Harriet Betteridge writes for Tax Journal on the new IHT tax rules for pensions in the UK
In the Autumn Budget 2024, it was announced that from 6 April 2027, almost all unused pension funds and pension death benefits will form part of an individual’s taxable estate for IHT purposes. The draft Finance Bill has now been published, giving us a look at how this is likely to work.
- Which pensions will be taxed?
- Who is responsible for reporting and paying the tax?
- What’s the impact on planning?
Harriet Betteridge, Private Client Partner, examines some key questions surrounding the proposed legislation in an article for Tax Journal.

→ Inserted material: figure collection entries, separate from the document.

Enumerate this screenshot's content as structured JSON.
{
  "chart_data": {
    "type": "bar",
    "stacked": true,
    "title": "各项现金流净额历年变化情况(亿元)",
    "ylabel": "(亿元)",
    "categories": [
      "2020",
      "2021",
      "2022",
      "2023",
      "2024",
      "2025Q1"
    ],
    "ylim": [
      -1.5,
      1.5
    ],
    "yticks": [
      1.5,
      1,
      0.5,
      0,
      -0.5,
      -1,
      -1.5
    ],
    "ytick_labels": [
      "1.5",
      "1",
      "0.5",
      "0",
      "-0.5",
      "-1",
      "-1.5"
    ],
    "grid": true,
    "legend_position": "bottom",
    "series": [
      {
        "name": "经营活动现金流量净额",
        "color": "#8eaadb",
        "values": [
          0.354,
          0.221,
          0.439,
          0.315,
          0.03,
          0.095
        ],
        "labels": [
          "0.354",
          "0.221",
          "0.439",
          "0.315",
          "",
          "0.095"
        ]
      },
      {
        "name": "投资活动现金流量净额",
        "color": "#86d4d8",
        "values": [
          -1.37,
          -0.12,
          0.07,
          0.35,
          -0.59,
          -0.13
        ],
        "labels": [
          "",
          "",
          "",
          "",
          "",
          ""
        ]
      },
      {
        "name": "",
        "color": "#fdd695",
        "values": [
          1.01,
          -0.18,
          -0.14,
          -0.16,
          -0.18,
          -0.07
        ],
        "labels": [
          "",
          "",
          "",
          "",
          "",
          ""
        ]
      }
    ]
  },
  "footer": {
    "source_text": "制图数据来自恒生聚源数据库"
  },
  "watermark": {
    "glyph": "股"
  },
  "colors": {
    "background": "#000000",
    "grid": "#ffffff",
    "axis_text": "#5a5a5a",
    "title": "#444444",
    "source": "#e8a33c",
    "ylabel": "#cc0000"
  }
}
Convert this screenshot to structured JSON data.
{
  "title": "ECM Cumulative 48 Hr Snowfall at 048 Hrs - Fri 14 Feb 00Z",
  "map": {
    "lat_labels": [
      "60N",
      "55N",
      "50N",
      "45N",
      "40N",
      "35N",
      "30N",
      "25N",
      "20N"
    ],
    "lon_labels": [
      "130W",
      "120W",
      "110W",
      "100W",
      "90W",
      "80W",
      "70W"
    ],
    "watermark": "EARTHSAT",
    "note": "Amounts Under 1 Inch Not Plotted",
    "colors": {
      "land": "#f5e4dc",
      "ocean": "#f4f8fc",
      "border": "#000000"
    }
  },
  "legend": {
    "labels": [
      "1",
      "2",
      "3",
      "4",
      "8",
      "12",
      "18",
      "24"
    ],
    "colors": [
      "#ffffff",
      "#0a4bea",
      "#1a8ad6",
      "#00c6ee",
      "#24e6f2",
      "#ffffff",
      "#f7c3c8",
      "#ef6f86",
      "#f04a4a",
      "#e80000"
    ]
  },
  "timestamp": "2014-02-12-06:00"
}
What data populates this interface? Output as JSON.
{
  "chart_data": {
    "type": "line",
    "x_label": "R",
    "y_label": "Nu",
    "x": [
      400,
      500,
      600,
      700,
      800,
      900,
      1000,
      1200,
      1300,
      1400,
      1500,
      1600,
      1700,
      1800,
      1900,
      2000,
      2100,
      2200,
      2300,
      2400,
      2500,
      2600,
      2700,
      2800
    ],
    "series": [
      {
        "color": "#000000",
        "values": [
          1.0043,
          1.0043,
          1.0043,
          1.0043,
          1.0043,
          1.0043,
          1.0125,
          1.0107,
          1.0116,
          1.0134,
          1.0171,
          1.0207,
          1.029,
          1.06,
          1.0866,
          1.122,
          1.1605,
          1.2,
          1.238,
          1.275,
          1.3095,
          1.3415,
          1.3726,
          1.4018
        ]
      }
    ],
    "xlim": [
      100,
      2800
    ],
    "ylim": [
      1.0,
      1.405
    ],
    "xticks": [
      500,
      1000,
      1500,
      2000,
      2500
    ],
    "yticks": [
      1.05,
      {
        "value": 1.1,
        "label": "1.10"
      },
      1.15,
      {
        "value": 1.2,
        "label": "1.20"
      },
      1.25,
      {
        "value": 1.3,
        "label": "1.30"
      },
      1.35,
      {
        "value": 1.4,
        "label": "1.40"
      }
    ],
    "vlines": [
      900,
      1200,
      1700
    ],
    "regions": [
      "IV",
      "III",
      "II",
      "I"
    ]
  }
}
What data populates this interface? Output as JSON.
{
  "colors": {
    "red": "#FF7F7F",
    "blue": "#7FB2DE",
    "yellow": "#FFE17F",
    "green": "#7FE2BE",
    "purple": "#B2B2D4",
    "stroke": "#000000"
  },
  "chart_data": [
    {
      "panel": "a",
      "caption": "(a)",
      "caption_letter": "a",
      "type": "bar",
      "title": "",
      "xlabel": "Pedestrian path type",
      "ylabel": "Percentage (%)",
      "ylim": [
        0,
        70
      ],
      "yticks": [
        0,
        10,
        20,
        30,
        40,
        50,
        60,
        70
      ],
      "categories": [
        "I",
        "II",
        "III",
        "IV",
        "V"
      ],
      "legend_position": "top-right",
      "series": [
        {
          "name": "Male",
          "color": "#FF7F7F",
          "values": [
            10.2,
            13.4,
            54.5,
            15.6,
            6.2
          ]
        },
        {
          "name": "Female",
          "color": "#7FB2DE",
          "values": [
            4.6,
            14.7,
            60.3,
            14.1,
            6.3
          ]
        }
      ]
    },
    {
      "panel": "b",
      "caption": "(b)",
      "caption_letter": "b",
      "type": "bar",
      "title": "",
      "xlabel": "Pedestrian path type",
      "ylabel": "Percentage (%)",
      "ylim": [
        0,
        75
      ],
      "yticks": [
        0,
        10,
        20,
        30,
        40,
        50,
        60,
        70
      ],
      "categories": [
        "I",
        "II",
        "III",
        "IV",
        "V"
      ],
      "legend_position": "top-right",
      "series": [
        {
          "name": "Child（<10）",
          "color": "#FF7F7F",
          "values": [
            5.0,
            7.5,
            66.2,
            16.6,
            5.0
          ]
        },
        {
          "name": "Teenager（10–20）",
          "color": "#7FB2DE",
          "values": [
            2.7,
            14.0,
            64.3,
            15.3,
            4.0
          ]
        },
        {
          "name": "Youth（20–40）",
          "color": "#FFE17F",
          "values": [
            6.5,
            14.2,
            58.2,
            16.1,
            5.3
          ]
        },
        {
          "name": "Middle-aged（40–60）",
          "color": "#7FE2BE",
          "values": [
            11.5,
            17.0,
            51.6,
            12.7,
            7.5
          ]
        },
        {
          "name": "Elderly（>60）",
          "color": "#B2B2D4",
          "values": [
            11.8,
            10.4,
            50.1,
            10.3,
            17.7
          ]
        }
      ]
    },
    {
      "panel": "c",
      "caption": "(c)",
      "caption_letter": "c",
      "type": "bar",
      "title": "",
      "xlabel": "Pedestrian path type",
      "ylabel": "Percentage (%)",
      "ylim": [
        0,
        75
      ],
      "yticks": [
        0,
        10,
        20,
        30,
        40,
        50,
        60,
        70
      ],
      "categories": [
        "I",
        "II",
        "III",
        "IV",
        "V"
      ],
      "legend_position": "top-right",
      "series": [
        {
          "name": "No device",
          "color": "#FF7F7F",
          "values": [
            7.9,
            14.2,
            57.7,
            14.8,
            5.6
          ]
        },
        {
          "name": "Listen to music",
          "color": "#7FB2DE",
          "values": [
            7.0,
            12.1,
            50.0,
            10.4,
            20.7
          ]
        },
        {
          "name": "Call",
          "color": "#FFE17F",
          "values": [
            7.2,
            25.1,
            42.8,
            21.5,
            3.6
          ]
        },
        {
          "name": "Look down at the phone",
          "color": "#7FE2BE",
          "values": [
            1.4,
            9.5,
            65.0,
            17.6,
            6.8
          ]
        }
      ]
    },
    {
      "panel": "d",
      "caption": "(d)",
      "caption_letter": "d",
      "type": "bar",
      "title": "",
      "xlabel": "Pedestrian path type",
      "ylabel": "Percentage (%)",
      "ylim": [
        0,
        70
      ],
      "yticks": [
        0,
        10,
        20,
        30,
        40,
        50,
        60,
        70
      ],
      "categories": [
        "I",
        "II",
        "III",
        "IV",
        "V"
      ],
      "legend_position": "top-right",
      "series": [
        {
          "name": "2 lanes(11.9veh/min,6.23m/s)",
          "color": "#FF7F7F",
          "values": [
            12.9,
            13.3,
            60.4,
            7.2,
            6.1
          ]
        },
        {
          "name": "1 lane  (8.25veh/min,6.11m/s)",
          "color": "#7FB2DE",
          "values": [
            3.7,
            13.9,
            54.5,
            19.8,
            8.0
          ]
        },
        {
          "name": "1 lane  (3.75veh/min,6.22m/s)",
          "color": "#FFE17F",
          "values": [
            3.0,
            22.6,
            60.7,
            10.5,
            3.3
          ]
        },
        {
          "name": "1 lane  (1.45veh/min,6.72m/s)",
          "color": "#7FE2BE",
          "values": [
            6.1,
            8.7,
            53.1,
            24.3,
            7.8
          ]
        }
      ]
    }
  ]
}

See below speed read for a summary:
From 6 April 2027, unused pension funds and death benefits will be included in an individual’s taxable estate for IHT, catching most UK pensions. Spouse and charity exemptions will be available to mitigate the tax charges, but agricultural and business property reliefs will not. Personal representatives will be obliged to report and pay the IHT, although the draft measures introduce a mechanism by which the beneficiaries of a pension can request the administrators to pay funds to HMRC to cover the tax. Income tax deductions will be allowed where pension funds are used to pay the IHT on the pension death benefits, avoiding double taxation there, but not for tax on the wider estate. The changes will significantly impact estate planning, and pensioners should review their nominations and consider their estate planning if they want to reduce their IHT tax exposure.